{¶ 26} I respectfully dissent from the majority's decision to reverse and remand this case as it pertains to B.P., the father of Ta.W., for the following reasons.
{¶ 27} B.P. claims he was incarcerated starting in January 2004, and after this he was never notified of any proceedings regarding the custody of his child. His argument that CCDCFS knew where to notify him stems from the social worker's testimony at the dispositional hearing that he was incarcerated at that time. However, nothing in the record reflects that B.P. informed the court of his change of address. It is incumbent upon a party to notify the court of a new address, and "the burden of satisfying this requirement cannot be shifted to the opposing party or the trial court." Nalbach v. Cacioppo, Trumbull App. No. 2001-T-0062, 2002-Ohio-53.
{¶ 28} It is unclear from the record how B.P. received notice of the initial complaint before his first appearance in court. Although the court retained personal jurisdiction over B.P. by virtue of his voluntary appearance, what is in question are his due process rights, specifically, the right "to be heard after a reasonable notice of such hearing." In reEsper, Cuyahoga App. No. 81067, 2002-Ohio-4926, quoting Ohio ValleyRadiology Assoc. Inc. v. Ohio Valley Hosp. Assn. (1986), 28 Ohio St. 3d 118. B.P. argues, and the majority agrees, that our recent holding in In reF.L., supra, applies to the instant case. In re F.L. stands for the proposition that a parent is denied her due process rights when she is not provided with notice of the final permanent custody trial, despite her having appeared at previous hearings and waiving defects in service. The reasoning behind In re F.L. was twofold: "because the juvenile court's docket is not easily accessible and, further, because the court previously provided notice of a pretrial by postcard." Id. at ¶ 12. See, also, In re Esper, supra, (ruling that insufficient postcard notice and docket notice of the trial date was inadequate when party previously relied on postcard notice in custody case). In the instant case, it is unclear how B.P. was notified of the initial proceedings, as service was never perfected. However, he did appear at the first two hearings and at that time waived defective service. The majority's reliance on In reF.L. and In re Esper is misplaced as those two cases are factually different from the instant case. In re F.L. and In re Esper dealt with situations in which the parties relied on the court's postcard notice to inform them of when to appear in court. In the instant case, B.P. never received postcard notice, so reliance was impossible. See, also, OhioValley Radiology, supra at 123-24 (holding that "while some form of notice of a trial date is required to satisfy due process, an entry of the date of trial on the court's docket constitutes reasonable, constructive notice of that fact); In re Esper, supra at ¶ 13 (concluding that "[b]y placement of a trial date within the docket, the trial court can presume constructive knowledge of the trial date as it is generally held that parties are expected to keep themselves informed of the progress of their case").

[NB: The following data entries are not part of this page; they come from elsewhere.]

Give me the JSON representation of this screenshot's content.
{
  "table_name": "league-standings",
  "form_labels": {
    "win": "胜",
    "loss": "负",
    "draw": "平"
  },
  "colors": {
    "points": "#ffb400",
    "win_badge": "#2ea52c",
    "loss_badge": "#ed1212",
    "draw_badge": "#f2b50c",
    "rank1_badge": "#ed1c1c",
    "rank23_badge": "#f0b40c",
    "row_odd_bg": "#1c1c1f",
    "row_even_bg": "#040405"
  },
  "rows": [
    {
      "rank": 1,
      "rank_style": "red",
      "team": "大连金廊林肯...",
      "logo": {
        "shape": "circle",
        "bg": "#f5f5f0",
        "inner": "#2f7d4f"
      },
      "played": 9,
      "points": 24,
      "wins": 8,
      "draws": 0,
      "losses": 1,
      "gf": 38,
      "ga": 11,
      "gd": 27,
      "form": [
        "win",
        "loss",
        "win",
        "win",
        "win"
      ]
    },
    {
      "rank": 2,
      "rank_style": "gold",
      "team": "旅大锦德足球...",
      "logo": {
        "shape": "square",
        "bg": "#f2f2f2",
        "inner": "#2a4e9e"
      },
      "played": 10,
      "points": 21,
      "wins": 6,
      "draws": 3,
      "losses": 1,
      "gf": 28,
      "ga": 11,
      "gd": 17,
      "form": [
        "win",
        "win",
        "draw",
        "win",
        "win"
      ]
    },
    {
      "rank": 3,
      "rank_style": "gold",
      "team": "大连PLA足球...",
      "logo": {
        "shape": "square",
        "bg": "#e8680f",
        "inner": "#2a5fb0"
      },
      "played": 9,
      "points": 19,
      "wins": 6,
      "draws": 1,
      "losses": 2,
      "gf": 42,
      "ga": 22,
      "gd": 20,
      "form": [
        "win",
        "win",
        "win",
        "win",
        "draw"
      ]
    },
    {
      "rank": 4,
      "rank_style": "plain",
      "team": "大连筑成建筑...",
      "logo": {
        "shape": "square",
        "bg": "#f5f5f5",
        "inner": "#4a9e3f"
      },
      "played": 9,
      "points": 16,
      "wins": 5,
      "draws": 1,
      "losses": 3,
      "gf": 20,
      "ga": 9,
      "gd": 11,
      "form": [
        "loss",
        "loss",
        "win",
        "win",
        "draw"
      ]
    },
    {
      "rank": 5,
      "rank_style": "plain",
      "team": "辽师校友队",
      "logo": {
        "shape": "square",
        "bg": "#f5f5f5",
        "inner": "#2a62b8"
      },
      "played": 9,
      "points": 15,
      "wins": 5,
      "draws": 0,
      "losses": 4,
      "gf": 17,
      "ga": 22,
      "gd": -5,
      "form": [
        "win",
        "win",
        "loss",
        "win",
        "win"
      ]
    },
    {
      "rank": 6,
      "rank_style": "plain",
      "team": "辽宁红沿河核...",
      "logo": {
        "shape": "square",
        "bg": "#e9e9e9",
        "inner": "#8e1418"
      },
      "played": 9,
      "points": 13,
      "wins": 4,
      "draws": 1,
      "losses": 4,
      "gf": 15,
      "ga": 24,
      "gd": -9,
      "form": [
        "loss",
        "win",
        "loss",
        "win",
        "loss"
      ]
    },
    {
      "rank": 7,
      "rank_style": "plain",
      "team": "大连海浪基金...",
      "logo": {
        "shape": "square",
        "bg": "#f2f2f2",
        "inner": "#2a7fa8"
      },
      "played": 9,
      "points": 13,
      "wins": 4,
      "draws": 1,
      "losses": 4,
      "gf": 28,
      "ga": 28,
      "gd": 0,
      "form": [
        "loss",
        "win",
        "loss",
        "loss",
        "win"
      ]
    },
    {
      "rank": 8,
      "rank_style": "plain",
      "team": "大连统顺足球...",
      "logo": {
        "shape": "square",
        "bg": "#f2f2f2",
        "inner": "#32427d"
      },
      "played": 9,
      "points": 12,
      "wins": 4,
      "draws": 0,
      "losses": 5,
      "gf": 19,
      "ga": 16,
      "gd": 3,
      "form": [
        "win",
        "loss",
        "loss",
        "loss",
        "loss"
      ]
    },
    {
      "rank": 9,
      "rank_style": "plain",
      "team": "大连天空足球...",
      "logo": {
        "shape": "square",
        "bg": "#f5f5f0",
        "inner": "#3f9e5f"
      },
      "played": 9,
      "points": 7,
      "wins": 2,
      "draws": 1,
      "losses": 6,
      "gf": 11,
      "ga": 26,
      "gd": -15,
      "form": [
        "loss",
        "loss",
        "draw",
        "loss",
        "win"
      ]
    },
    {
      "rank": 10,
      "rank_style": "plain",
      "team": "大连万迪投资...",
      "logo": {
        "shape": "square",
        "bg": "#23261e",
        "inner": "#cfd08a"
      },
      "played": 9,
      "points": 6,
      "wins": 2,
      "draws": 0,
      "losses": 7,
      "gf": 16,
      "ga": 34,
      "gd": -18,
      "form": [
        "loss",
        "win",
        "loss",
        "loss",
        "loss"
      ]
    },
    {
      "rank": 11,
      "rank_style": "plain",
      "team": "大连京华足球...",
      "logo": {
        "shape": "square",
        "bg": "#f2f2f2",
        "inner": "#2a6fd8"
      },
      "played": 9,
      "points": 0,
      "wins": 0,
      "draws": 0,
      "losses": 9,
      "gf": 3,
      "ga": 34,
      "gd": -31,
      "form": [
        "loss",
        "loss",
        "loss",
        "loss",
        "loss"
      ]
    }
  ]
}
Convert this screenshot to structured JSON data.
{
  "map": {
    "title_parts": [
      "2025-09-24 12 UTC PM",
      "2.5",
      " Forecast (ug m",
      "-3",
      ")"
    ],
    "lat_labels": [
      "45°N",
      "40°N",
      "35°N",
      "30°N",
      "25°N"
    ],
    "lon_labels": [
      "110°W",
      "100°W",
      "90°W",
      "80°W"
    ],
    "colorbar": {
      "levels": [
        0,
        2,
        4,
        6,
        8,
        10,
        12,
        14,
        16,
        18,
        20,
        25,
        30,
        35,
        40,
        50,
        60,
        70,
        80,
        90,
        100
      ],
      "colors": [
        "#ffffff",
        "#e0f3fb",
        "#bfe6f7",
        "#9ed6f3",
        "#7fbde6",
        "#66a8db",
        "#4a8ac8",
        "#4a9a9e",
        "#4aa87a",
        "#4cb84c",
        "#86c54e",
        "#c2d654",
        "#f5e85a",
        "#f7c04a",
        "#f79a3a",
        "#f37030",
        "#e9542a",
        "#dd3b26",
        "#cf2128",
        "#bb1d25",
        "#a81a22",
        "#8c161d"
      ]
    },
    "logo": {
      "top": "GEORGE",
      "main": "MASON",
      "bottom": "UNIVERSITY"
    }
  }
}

{¶ 29} In addition, and possibly the reason why service was unsuccessful, B.P. never supplied the court with his proper address. I further note that a magistrate's worksheet dated August 18, 2003 found that B.P. was on probation at the time the initial complaint for neglect and dependency was filed, and that he was not an appropriate caregiver. It is reasonable to assume that if the magistrate found B.P. an inappropriate caregiver during his probation, he likewise would be an inappropriate caregiver during his incarceration. Given this, B.P.'s due process rights were not violated. I would affirm the trial court's ruling as to both M.C. and B.P. awarding custody of the three children to CCDCFS.
APPENDIX {¶ 30} "Assignments of error:
{¶ 31} "Appellant m.c.'s assignment of error:
{¶ 32} "I. The juvenile court committed error to the prejudice of appellant m.c. contrary to the manifest weight of the evidence in determining a grant of permanent custody to ccdcfs to be in the best interest of the children."
{¶ 33} "Appellant B.P.'s assignments of error
{¶ 34} "I. The trial court erred by granting permanent custody to ccdcfs when the decision was not supported by the evidence.
{¶ 35} "II. The trial court lacked jurisdiction to issue an order of permanent custody as it did not provide reasonable notice to appellant of the permanent custody hearing."